Política Carlos César diz que PS se “orgulha” do legado de Sócrates

Carlos César diz que PS se “orgulha” do legado de Sócrates

"José Sócrates deixou uma marca muito positiva em Portugal", disse Carlos César, destacando que o PS se "orgulha" do legado de José Sócrates.
Carlos César diz que PS se “orgulha” do legado de Sócrates
"O PS orgulha-se do seu contributo ao longo de toda a história democrática para o progresso do nosso país", afirmou Carlos César sobre o ex-primeiro-ministro.
Miguel Baltazar
Tiago Varzim 04 de maio de 2018 às 11:47

Carlos César já tinha admitido que o caso de José Sócrates, tal como o de Manuel Pinho, é uma "vergonha" para o PS. Em reacção à saída do ex-primeiro-ministro do partido, o presidente dos socialistas fez questão de destacar que o partido se "orgulha" do legado do governante.

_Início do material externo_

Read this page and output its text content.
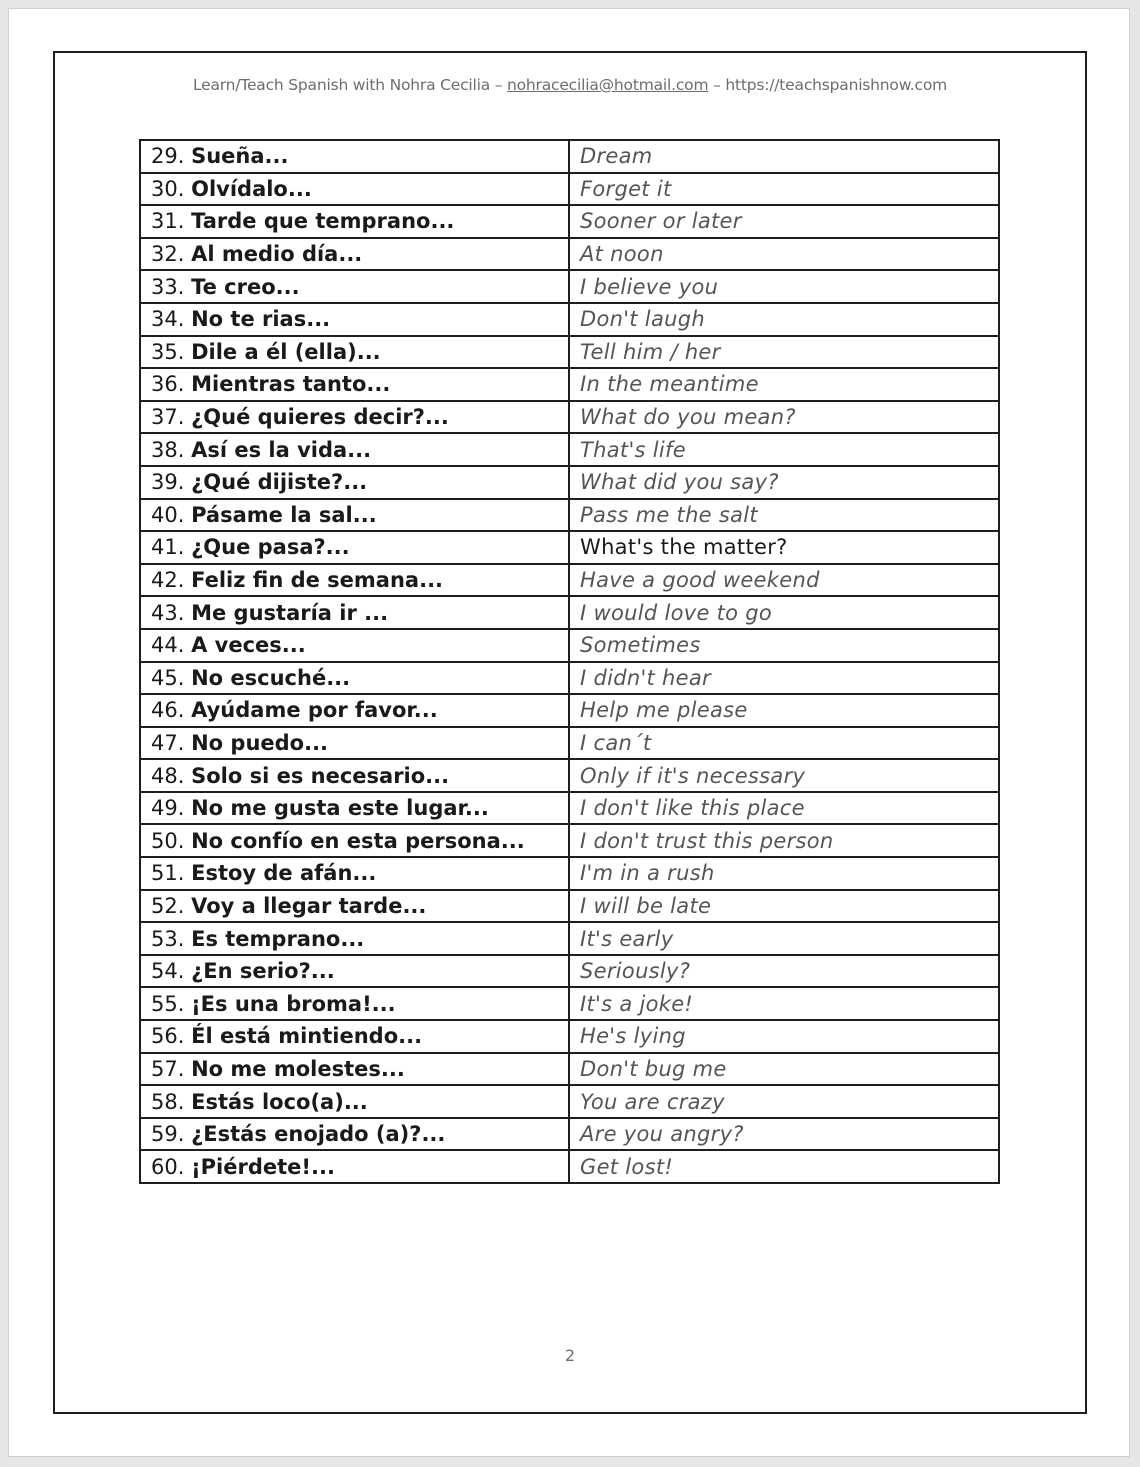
Learn/Teach Spanish with Nohra Cecilia – nohracecilia@hotmail.com – https://teachspanishnow.com
29. Sueña...	Dream
30. Olvídalo...	Forget it
31. Tarde que temprano...	Sooner or later
32. Al medio día...	At noon
33. Te creo...	I believe you
34. No te rias...	Don't laugh
35. Dile a él (ella)...	Tell him / her
36. Mientras tanto...	In the meantime
37. ¿Qué quieres decir?...	What do you mean?
38. Así es la vida...	That's life
39. ¿Qué dijiste?...	What did you say?
40. Pásame la sal...	Pass me the salt
41. ¿Que pasa?...	What's the matter?
42. Feliz fin de semana...	Have a good weekend
43. Me gustaría ir ...	I would love to go
44. A veces...	Sometimes
45. No escuché...	I didn't hear
46. Ayúdame por favor...	Help me please
47. No puedo...	I can´t
48. Solo si es necesario...	Only if it's necessary
49. No me gusta este lugar...	I don't like this place
50. No confío en esta persona...	I don't trust this person
51. Estoy de afán...	I'm in a rush
52. Voy a llegar tarde...	I will be late
53. Es temprano...	It's early
54. ¿En serio?...	Seriously?
55. ¡Es una broma!...	It's a joke!
56. Él está mintiendo...	He's lying
57. No me molestes...	Don't bug me
58. Estás loco(a)...	You are crazy
59. ¿Estás enojado (a)?...	Are you angry?
60. ¡Piérdete!...	Get lost!
2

Mas diz que haverá um "sentimento de revolta" se a acusação se confirmar. 

"O PS orgulha-se do seu contributo ao longo de toda a história democrática para o progresso do nosso país e em especial das circunstâncias em que o PS assumiu responsabilidades governativas", afirmou o líder parlamentar do PS na Assembleia da República esta sexta-feira, numa declaração sem direito a perguntas dos jornalistas. Para Carlos César, "José Sócrates deixou uma marca muito positiva em Portugal". 

O socialista tentou dissipar a ideia de que existe uma mudança no discurso do PS. "Não há nenhuma mudança na questão fundamental: a separação da justiça e da política", disse Carlos César, admitindo apenas que "se se confirmarem essas suspeitas e acusações, [o PS] sente entristecimento e um sentimento de revolta". 

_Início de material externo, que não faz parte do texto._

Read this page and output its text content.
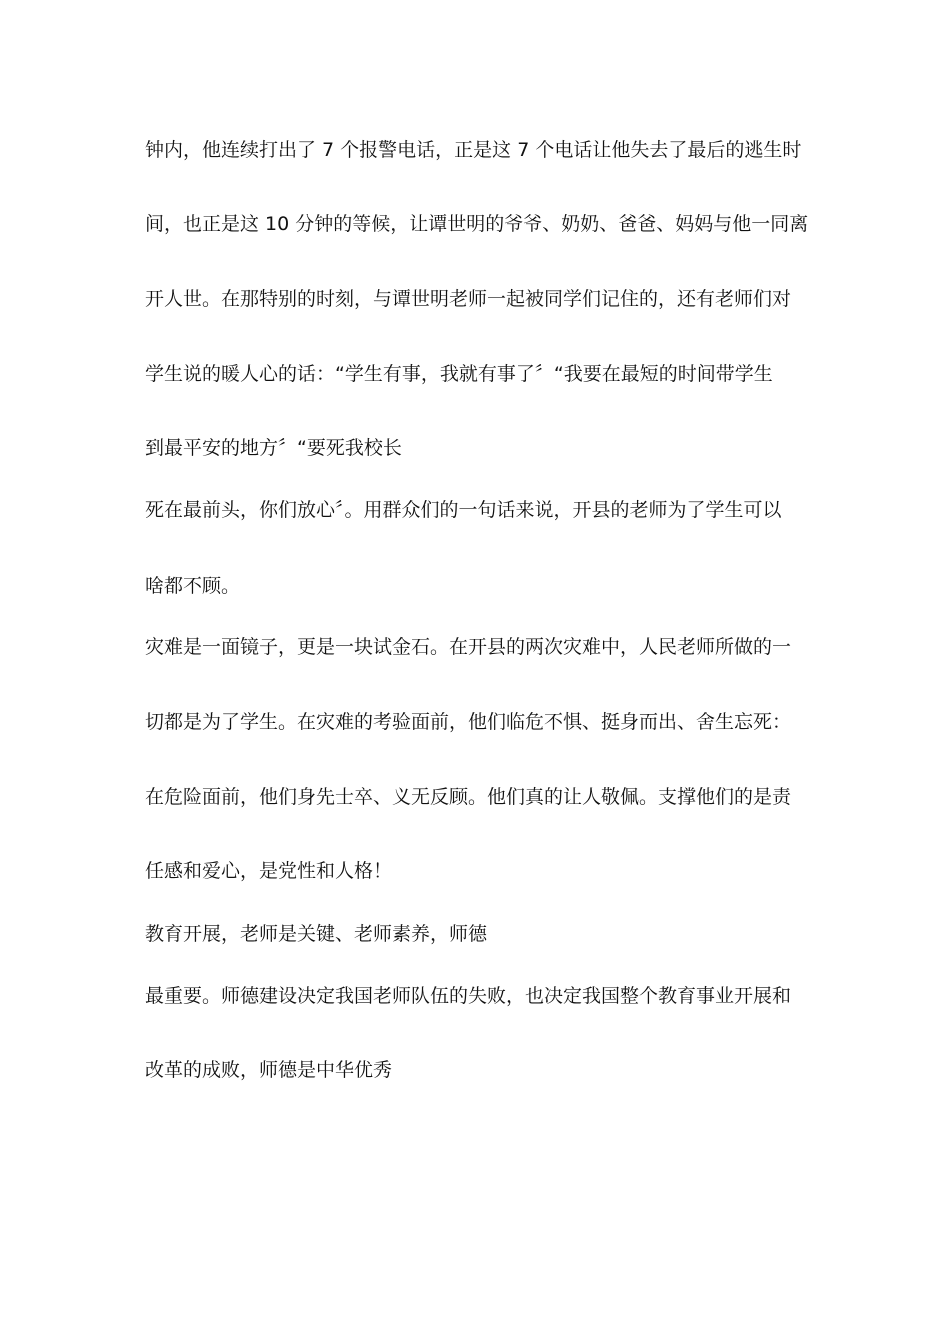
钟内，他连续打出了 7 个报警电话，正是这 7 个电话让他失去了最后的逃生时
间，也正是这 10 分钟的等候，让谭世明的爷爷、奶奶、爸爸、妈妈与他一同离
开人世。在那特别的时刻，与谭世明老师一起被同学们记住的，还有老师们对
学生说的暖人心的话：“学生有事，我就有事了〞“我要在最短的时间带学生
到最平安的地方〞“要死我校长
死在最前头，你们放心〞。用群众们的一句话来说，开县的老师为了学生可以
啥都不顾。
灾难是一面镜子，更是一块试金石。在开县的两次灾难中，人民老师所做的一
切都是为了学生。在灾难的考验面前，他们临危不惧、挺身而出、舍生忘死：
在危险面前，他们身先士卒、义无反顾。他们真的让人敬佩。支撑他们的是责
任感和爱心，是党性和人格！
教育开展，老师是关键、老师素养，师德
最重要。师德建设决定我国老师队伍的失败，也决定我国整个教育事业开展和
改革的成败，师德是中华优秀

Carlos César começou a sua declaração por dizer que o PS tomou conhecimento da saída de Sócrates, "uma decisão assumida de forma responsável". Esta sexta-feira o ex-primeiro-ministro anunciou que se iria desfiliar do Partido Socialista. Numa carta divulgada pelo Jornal de Notícias, José Sócrates justificou a saída com a "condenação sem julgamento" do PS. "É chegado o momento de pôr fim a este embaraço mútuo", escreveu Sócrates.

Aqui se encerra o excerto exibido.